Contudo, a despeito das diferenças existe uma lição importante a ser aprendida nos dois casos. Gostaria de apresentar um argumento a respeito de um possível erro de avaliação nos dois casos. Um erro comum mas, acredito, grave dada a gravidade do momento. Evitar esse erro de avaliação é fundamental para entendermos o que aconteceu, está acontecendo e infelizmente acontecerá conosco em 2016. Para isso precisamos entender três coisas: o sentido de establishment, a interpretação recebida dos fatos e, finalmente, o erro de avaliação.



Bonecos de Lula e Dilma linchados e enforcados em Jundiaí/SP

Comecemos com o problema norte-americano. Se o movimento neo-nacionalista Making America Great Again de Donald Trump é contra o establishment, o que isso significa?  Establishment não é apenas um termo essencialmente contestado, ele é essencialmente relacional: ele depende da origem da perspectiva de quem contesta. Uma boa definição inicial para os EUA foi fornecida por Marilyn Geewax, editora de economia da National Public Radio. Democratas e republicanos divergem muito sobre muitas coisas, mas podemos apontar três posições sobre o futuro da economia norte-americana com os quais todos concordam: (i) a globalização é inevitável, (ii) o aumento da produtividade econômica (e não apenas da produção) depende de trabalho altamente qualificado e uma posição privilegiada no mercado global e (iii) a imigração é a melhor forma de atrair novos talentos para o país. 

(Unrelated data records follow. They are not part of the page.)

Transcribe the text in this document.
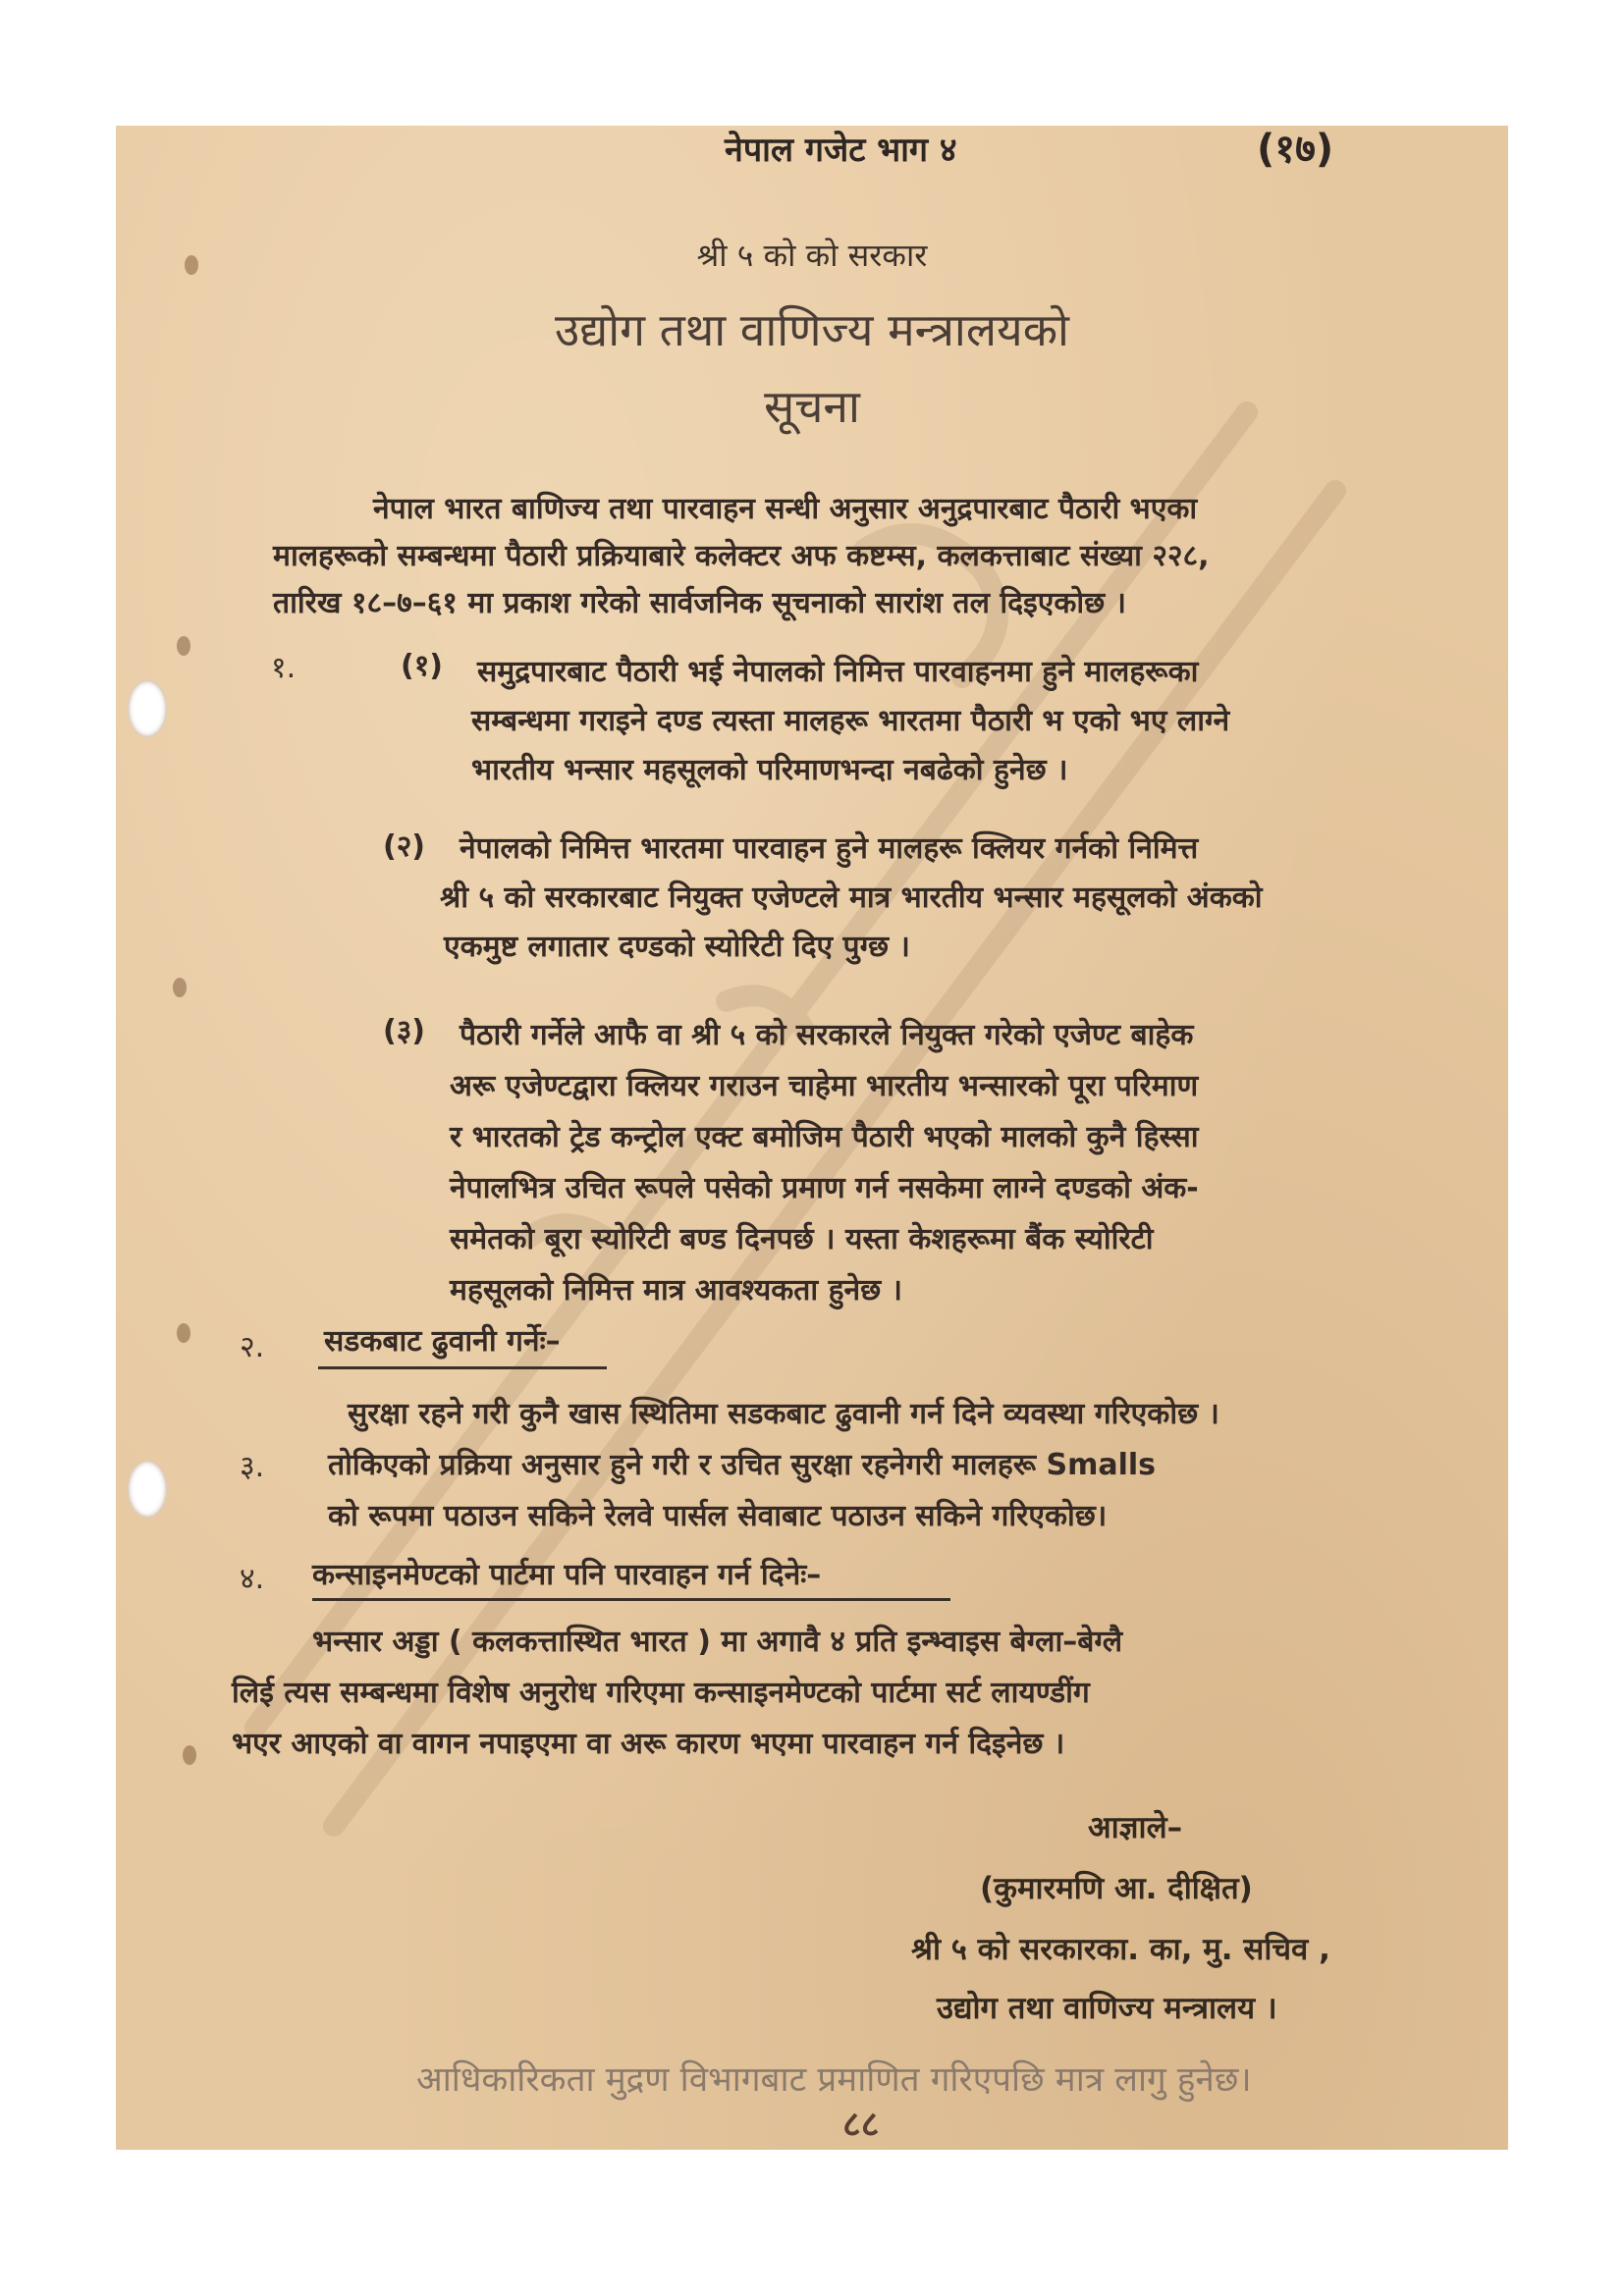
नेपाल गजेट भाग ४	(१७)
श्री ५ को को सरकार
उद्योग तथा वाणिज्य मन्त्रालयको
सूचना
नेपाल भारत बाणिज्य तथा पारवाहन सन्धी अनुसार अनुद्रपारबाट पैठारी भएका
मालहरूको सम्बन्धमा पैठारी प्रक्रियाबारे कलेक्टर अफ कष्टम्स, कलकत्ताबाट संख्या २२८,
तारिख १८–७–६१ मा प्रकाश गरेको सार्वजनिक सूचनाको सारांश तल दिइएकोछ ।
१.	(१) समुद्रपारबाट पैठारी भई नेपालको निमित्त पारवाहनमा हुने मालहरूका
सम्बन्धमा गराइने दण्ड त्यस्ता मालहरू भारतमा पैठारी भ एको भए लाग्ने
भारतीय भन्सार महसूलको परिमाणभन्दा नबढेको हुनेछ ।
(२) नेपालको निमित्त भारतमा पारवाहन हुने मालहरू क्लियर गर्नको निमित्त
श्री ५ को सरकारबाट नियुक्त एजेण्टले मात्र भारतीय भन्सार महसूलको अंकको
एकमुष्ट लगातार दण्डको स्योरिटी दिए पुग्छ ।
(३) पैठारी गर्नेले आफै वा श्री ५ को सरकारले नियुक्त गरेको एजेण्ट बाहेक
अरू एजेण्टद्वारा क्लियर गराउन चाहेमा भारतीय भन्सारको पूरा परिमाण
र भारतको ट्रेड कन्ट्रोल एक्ट बमोजिम पैठारी भएको मालको कुनै हिस्सा
नेपालभित्र उचित रूपले पसेको प्रमाण गर्न नसकेमा लाग्ने दण्डको अंक-
समेतको बूरा स्योरिटी बण्ड दिनपर्छ । यस्ता केशहरूमा बैंक स्योरिटी
महसूलको निमित्त मात्र आवश्यकता हुनेछ ।
२. सडकबाट ढुवानी गर्नेः–
सुरक्षा रहने गरी कुनै खास स्थितिमा सडकबाट ढुवानी गर्न दिने व्यवस्था गरिएकोछ ।
३. तोकिएको प्रक्रिया अनुसार हुने गरी र उचित सुरक्षा रहनेगरी मालहरू Smalls
को रूपमा पठाउन सकिने रेलवे पार्सल सेवाबाट पठाउन सकिने गरिएकोछ।
४. कन्साइनमेण्टको पार्टमा पनि पारवाहन गर्न दिनेः–
भन्सार अड्डा ( कलकत्तास्थित भारत ) मा अगावै ४ प्रति इन्भ्वाइस बेग्ला–बेग्लै
लिई त्यस सम्बन्धमा विशेष अनुरोध गरिएमा कन्साइनमेण्टको पार्टमा सर्ट लायण्डींग
भएर आएको वा वागन नपाइएमा वा अरू कारण भएमा पारवाहन गर्न दिइनेछ ।
आज्ञाले–
(कुमारमणि आ. दीक्षित)
श्री ५ को सरकारका. का, मु. सचिव ,
उद्योग तथा वाणिज्य मन्त्रालय ।
आधिकारिकता मुद्रण विभागबाट प्रमाणित गरिएपछि मात्र लागु हुनेछ।
८८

Democratas e republicanos divergem, naturalmente, sobre como cada um desses pontos deve ser realizado - democratas preferindo subsídios federais e incorporação de residentes não-documentados enquanto republicanos defendem o livre-mercado e leis duras de imigração e naturalização. Mas ambos os partidos hoje concordam, por exemplo, que a única chance de crescimento econômico nas próximas décadas para o país é participar de acordos econômicos multilaterais e manter o predomínio global na produção tecnológica e científica. 

Para isso, os EUA precisam serem mais abertos - e não menos - ao mundo. Trump montou uma campanha (até o momento) extremante bem-sucedida contra todos esses pontos. Sua proposta para os EUA é fechar sociedade norte-americana tanto simbolicamente, como no caso de grandes acordos de cooperação econômica, como, literalmente, no caso da sua famigerada proposta de construir a grande muralha da América contra as "hordas de estupradores" do México.

O plano da extrema-direita parece, no longo prazo, catastrófico para os EUA. Tão estúpido na verdade que a principal explicação encontrada para o sucesso do neo-nacionalismo de Trump é baseada em fatores psicológicos. Os eleitores e eleitoras de Trump não saberiam o que fazem, estão sendo enganados por uma mistura de retórica de reality show e apelo à símbolos da (considerada) grandeza do país. Essa é a opinião, por exemplo, de Mark Zandi, economista-chefe da agência Moody, segunda a qual, "a performance da economia [norte-]americana é boa" e que "a fúria política está sendo causada [na verdade] por candidatos à presidência dos dois partidos". E aqui encontramos aquilo que acredito ser um possível erro de avaliação. 

De fato, os números da retomada do crescimento econômico nos EUA são positivos. Por exemplo, os lucro corporativo já ultrapssaram os valores pré-crise de 2008. O problema é que a divisão social da riqueza talvez nunca tenha sido tão desigual na América do Norte como no começo do século XXI. A classe média no país está desaparecendo pouco a pouco. Recentemente, um estudo sobre os lucros corporativos mostrou que apenas 6% das empresas no país detêm cerca de 50 % da renda das empresas na bolsa de valores. Os norte-americanos vivem hoje um típico problema latino-americano: o bolo cresce mas não está sendo divido. Trump conhece seu eleitor. E o seu eleitorado sabe que não terá vez no futuro econômico da América, tal como imaginado pela elite econômica e política. Seus eleitores e eleitoras furiosas sabem exatamente aquilo no que estão votando.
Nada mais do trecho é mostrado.